ConocoPhillips Company, Navajo Refining Company, L.P., and Western Refining
Company, L.P. all filed timely motions to intervene in this proceeding. SFPP
answered the complaint on January 24, 2005.

     On December 29, 2004, ConocoPhillips filed a complaint against SFPP at the
FERC, which the FERC docketed as OR05-5. The complaint alleges that SFPP's
interstate rates are not just and reasonable, that certain rates found
grandfathered by the FERC are not entitled to such status, and, if so entitled,
that "substantially changed circumstances" have occurred, removing such
protection. ConocoPhillips seeks rate reductions and reparations for two years
prior to the filing of their complaint. BP West Coast Products LLC and
ExxonMobil Oil Corporation, Navajo Refining Company, L.P., and Western Refining
Company, L.P. all filed timely motions to intervene in this proceeding. SFPP
answered the complaint on January 28, 2005.
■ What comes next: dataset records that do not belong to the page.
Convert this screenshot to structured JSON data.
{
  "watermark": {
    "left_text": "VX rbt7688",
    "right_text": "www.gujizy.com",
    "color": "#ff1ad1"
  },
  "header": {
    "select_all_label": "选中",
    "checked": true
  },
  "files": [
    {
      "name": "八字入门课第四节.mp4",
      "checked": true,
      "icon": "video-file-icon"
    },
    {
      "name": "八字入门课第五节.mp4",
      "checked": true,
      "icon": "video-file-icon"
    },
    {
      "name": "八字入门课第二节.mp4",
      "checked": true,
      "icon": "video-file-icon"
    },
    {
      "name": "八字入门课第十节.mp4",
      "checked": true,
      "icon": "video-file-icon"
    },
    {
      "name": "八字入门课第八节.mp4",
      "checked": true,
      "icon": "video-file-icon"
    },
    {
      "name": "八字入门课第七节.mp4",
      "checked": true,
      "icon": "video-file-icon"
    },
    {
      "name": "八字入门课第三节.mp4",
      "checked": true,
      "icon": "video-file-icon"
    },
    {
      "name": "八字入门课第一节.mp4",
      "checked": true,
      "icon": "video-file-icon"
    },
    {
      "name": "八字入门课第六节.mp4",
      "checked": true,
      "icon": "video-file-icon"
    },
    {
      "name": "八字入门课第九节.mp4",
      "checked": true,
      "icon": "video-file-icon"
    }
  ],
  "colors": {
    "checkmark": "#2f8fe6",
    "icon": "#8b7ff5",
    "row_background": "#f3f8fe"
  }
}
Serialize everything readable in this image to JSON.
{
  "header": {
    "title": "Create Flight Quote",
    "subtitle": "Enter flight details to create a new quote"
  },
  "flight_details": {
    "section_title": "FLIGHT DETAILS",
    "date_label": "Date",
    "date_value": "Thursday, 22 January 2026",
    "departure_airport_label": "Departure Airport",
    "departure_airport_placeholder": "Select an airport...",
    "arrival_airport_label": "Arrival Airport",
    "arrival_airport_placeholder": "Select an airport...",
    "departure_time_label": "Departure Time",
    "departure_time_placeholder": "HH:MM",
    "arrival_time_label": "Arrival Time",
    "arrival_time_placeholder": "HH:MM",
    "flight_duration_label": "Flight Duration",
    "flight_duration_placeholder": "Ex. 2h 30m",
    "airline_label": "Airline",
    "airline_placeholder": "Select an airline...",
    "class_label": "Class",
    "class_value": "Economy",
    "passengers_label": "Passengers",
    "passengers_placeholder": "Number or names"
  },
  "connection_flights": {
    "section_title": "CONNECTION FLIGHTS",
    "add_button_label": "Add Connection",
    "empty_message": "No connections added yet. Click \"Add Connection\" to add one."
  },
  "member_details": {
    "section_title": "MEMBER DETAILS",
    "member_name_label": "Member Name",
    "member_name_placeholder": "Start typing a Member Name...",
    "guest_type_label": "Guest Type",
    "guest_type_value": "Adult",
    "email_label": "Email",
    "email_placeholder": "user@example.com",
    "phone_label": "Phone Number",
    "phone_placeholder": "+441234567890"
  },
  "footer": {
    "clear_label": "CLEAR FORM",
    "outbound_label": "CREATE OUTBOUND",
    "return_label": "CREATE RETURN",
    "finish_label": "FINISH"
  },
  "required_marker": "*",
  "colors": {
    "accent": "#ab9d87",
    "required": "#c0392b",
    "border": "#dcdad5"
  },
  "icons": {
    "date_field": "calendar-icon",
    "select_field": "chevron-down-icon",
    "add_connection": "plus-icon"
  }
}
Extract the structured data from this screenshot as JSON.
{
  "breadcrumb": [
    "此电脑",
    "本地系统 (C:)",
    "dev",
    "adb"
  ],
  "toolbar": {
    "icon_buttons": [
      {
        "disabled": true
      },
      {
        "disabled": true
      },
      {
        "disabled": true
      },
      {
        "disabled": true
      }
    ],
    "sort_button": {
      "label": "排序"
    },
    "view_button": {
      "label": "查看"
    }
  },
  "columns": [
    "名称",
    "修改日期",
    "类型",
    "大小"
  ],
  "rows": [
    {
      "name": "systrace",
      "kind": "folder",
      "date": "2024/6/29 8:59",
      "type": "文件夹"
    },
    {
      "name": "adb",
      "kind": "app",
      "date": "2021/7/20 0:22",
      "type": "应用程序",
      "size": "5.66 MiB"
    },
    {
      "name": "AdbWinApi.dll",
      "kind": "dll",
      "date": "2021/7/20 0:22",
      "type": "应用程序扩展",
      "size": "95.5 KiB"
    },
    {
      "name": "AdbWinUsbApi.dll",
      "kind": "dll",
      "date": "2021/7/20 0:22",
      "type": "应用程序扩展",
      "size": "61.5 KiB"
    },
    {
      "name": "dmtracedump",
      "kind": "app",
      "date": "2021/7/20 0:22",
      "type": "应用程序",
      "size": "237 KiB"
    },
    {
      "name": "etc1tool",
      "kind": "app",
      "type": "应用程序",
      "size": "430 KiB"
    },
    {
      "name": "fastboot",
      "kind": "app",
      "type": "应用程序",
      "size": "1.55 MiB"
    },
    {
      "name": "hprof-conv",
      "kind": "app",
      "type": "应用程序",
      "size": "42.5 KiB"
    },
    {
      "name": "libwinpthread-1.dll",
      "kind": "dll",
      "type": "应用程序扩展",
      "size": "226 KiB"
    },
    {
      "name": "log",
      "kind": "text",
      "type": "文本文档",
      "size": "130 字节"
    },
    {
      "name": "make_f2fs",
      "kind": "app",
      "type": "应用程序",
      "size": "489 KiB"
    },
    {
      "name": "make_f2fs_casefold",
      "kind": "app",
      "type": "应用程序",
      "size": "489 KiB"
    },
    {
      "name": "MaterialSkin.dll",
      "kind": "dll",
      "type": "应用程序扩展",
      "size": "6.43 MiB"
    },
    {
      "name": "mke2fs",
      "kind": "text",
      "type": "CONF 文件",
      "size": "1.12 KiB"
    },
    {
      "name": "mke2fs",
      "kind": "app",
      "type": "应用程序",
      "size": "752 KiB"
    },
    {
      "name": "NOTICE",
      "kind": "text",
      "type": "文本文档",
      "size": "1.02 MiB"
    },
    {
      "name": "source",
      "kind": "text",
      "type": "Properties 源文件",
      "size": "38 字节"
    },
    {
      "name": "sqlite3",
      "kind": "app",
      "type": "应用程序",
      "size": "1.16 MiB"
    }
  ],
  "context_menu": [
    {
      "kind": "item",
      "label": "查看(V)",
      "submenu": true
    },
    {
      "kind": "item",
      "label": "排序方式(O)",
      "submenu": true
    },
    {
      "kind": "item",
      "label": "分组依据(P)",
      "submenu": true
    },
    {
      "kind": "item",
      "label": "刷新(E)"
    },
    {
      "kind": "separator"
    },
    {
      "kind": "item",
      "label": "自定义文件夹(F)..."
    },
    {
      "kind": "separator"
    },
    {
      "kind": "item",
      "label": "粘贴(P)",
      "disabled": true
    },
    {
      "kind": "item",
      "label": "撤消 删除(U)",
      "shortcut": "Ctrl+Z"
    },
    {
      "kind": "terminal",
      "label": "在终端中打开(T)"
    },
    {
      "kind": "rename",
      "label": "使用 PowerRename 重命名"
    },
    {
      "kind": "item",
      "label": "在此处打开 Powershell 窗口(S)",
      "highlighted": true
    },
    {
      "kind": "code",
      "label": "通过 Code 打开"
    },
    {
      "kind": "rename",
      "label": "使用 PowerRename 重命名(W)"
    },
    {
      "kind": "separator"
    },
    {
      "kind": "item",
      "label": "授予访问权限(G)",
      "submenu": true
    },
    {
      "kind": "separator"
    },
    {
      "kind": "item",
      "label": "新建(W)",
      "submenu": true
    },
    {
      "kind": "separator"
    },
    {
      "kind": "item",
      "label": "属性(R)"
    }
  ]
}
     On February 25, 2005, the FERC consolidated the complaints in Docket Nos.
OR05-4 and OR05-5 and held them in abeyance until after the conclusion of the
various pending SFPP proceedings, deferring any ruling on the validity of the
complaints. On March 28, 2005, BP West Coast and ExxonMobil requested rehearing
of one aspect of the February 25, 2005 order; they argued that any tax allowance
matters in these proceedings could not be decided in, or as a result of, the
FERC's inquiry into income tax allowance in Docket No. PL05-5. On June 8, 2005,
the FERC denied the request for rehearing.

     Consolidated Complaints. On February 13, 2006, the FERC consolidated the
complaints in Docket Nos. OR03-5, OR05-4, and OR05-5 and set for hearing the
portions of those complaints attacking SFPP's North Line and Oregon Line rates,
which rates remain grandfathered under the Energy Policy Act of 1992. A
procedural schedule, leading to hearing in early 2007, has been established in
that consolidated proceeding. The FERC also indicated in its order that it would
address the remaining portions of these complaints in the context of its
disposition of SFPP's compliance filings in the OR92-8/OR96-2 proceedings. On
September 5, 2006, the presiding administrative law judge suspended the
procedural schedule in Docket No. OR03-5 pending a decision by the United States
Court of Appeals for the District of Columbia regarding various issues before
the court that directly impact the Docket No. OR03-5 proceeding.

     North Line rate case, IS05-230 proceeding. In April 2005, SFPP filed to
increase its North Line interstate rates to reflect increased costs, principally
due to the installation of replacement pipe between Concord and Sacramento,
California. Under FERC regulations, SFPP was required to demonstrate that there
was a substantial divergence between the revenues generated by its existing
North Line rates and its increased costs. SFPP's rate increase was protested by
various shippers and accepted subject to refund by the FERC. A hearing was held
in January and February 2006, and the presiding administrative law judge issued
his initial decision on September 26, 2006.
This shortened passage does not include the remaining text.